Panic disorder is an anxiety disorder characterized by unexpected, recurrent episodes of intense fear (“panic attacks”). Symptoms include chest pain, shortness of breath, palpitations, nausea, and nervousness. In one study evaluating the prevalence of panic disorder in ED chest pain patients, 25% of patients with chest pain met the criteria for panic disorder. 9% of the patients identified as having panic disorder received an ultimate diagnosis of ACS upon hospital discharge [xxxvi]. Patients presenting with signs and symptoms of panic disorder should receive appropriate risk stratification and testing to exclude a more serious diagnosis. Once the diagnosis of an acute panic attack has been made, physicians should educate and reassure patients regarding their symptoms. Short-term benzodiazepine therapy is also a treatment option [xxxvii]. However, these drugs should be used judiciously in the elderly population. Those with a history of substance abuse or respiratory disorders should likely not be prescribed these agents.

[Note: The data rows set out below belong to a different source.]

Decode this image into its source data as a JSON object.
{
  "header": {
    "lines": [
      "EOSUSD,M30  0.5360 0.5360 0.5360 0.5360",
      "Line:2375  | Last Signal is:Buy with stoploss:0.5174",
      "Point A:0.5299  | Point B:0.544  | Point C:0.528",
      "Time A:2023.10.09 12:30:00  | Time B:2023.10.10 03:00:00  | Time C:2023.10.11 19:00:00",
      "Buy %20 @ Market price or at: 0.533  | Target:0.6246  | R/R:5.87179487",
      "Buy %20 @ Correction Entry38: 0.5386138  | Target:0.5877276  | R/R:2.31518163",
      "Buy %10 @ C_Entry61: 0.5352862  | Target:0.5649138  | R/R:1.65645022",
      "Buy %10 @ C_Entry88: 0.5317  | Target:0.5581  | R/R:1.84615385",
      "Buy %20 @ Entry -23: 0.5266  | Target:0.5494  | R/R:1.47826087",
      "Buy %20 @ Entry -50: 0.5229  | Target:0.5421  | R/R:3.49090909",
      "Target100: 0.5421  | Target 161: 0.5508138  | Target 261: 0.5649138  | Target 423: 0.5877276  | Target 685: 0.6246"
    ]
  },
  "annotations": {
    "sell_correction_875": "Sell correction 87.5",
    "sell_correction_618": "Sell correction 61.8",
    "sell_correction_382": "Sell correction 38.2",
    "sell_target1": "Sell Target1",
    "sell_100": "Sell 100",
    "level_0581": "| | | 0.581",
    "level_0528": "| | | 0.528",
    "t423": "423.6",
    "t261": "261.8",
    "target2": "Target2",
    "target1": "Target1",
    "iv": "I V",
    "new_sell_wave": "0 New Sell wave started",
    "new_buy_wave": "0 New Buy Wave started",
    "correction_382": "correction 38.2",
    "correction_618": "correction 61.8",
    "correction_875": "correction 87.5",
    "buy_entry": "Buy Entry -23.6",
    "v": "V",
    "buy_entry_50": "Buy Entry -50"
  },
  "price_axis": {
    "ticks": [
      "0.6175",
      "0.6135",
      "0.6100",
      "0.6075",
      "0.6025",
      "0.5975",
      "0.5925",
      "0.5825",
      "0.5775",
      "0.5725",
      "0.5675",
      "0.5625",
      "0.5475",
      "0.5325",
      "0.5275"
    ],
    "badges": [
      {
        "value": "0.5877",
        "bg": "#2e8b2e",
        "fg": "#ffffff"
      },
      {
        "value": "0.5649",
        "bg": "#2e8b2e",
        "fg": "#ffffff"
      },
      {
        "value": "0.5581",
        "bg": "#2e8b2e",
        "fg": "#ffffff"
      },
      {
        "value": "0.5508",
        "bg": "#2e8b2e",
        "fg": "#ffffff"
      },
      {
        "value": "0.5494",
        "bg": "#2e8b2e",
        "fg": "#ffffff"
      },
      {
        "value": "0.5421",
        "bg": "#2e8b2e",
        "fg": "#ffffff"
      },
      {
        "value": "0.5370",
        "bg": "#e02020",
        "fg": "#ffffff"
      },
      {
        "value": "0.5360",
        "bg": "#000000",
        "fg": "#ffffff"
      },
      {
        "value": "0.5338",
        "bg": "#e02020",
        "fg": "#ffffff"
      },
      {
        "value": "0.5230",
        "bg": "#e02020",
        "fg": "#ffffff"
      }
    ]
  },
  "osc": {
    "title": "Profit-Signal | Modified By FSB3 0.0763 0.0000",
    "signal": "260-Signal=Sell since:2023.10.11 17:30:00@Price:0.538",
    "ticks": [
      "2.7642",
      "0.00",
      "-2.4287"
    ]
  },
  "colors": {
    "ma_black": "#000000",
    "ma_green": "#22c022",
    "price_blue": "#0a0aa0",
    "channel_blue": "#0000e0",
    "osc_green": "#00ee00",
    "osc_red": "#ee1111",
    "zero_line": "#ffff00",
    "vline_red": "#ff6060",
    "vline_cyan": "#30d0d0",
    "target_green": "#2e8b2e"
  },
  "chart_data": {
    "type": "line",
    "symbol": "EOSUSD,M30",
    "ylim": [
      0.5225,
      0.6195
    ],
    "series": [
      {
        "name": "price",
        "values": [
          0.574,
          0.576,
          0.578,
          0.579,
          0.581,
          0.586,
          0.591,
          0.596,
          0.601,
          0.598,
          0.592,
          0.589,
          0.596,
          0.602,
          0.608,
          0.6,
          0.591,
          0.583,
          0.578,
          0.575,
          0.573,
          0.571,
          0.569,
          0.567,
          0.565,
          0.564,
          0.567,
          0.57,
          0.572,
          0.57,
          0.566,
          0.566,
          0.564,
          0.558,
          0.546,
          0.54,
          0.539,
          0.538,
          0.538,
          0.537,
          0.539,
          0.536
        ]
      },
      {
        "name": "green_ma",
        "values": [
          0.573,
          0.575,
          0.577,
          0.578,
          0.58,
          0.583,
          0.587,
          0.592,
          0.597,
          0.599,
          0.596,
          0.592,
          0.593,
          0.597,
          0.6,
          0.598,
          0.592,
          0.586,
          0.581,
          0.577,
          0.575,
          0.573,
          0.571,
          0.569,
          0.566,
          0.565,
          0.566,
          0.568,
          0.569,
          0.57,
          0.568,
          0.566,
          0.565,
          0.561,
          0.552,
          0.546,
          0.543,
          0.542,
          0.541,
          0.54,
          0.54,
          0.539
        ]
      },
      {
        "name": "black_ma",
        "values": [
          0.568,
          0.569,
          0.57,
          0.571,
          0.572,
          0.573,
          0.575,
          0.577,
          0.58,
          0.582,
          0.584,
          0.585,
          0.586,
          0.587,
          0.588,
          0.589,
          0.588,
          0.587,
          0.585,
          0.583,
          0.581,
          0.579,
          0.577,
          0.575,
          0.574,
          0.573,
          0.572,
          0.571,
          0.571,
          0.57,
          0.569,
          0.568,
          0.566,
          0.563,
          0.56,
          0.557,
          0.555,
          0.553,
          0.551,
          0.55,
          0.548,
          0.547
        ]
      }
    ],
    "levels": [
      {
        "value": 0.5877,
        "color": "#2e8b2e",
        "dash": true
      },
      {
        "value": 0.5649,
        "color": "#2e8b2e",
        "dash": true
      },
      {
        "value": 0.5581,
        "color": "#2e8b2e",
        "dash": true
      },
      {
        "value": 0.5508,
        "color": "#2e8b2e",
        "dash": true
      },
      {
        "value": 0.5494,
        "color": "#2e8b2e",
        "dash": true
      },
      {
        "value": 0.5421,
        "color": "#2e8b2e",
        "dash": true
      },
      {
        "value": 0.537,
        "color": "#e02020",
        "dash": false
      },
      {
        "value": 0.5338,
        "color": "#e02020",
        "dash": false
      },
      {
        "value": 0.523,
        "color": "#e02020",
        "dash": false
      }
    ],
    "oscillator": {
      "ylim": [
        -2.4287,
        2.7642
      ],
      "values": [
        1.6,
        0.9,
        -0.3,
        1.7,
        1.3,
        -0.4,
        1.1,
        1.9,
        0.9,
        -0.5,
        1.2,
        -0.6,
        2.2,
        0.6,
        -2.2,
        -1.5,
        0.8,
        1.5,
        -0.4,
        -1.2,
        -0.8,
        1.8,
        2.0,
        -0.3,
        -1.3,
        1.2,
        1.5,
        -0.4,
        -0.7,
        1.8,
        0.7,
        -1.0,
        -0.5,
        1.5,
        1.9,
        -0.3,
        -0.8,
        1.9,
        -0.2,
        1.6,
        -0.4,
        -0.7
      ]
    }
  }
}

Anemia is a broad group of disorders characterized by reduction of red blood cells based on the patient’s age and gender. There are many causes of anemia, including decreased production (B12 or folate deficiency, aplastic or myelodysplastic anemia), increased destruction of red blood cells (sickle cell disease, hemolytic anemia), acute blood loss due to hemorrhage, or slow chronic blood loss [xxxviii]. Patients may present with weakness, fatigue, dyspnea, palpitations, and chest pain (especially patients with pre-existing angina/coronary disease). Physical exam may show skin or mucosal pallor, tachycardia, and hypotension in severe blood loss. CBC will show a reduction in hemoglobin, hematocrit, and red blood cell counts. For symptomatic patients or patients with ongoing bleeding, ED management involves assessment of hemodynamic status and support with packed red blood cell transfusion. Transfusion guidelines vary amongst different societies. Emergency physicians should be aware of the more liberal thresholds for transfusion in patients with ACS and other co-morbid conditions [xxxix]. For more on RBC transfusion thresholds, see: http://www.emdocs.net/8959-2/.
-The patient with undifferentiated chest pain often presents as a diagnostic challenge in the ED. Patients may present with non-specific symptoms, often mimicking other conditions. Physicians must perform a focused history, physical exam, and risk stratification for appropriate evaluation.
-Remember to think broadly; you cannot make the diagnosis if it is not considered.
-History and physical exam alone cannot reliably rule out ACS. Remember that patients with burning pain or indigestion can very well have ACS!
-Management of the patient with undifferentiated chest pain begins with attention to airway, breathing, and circulation.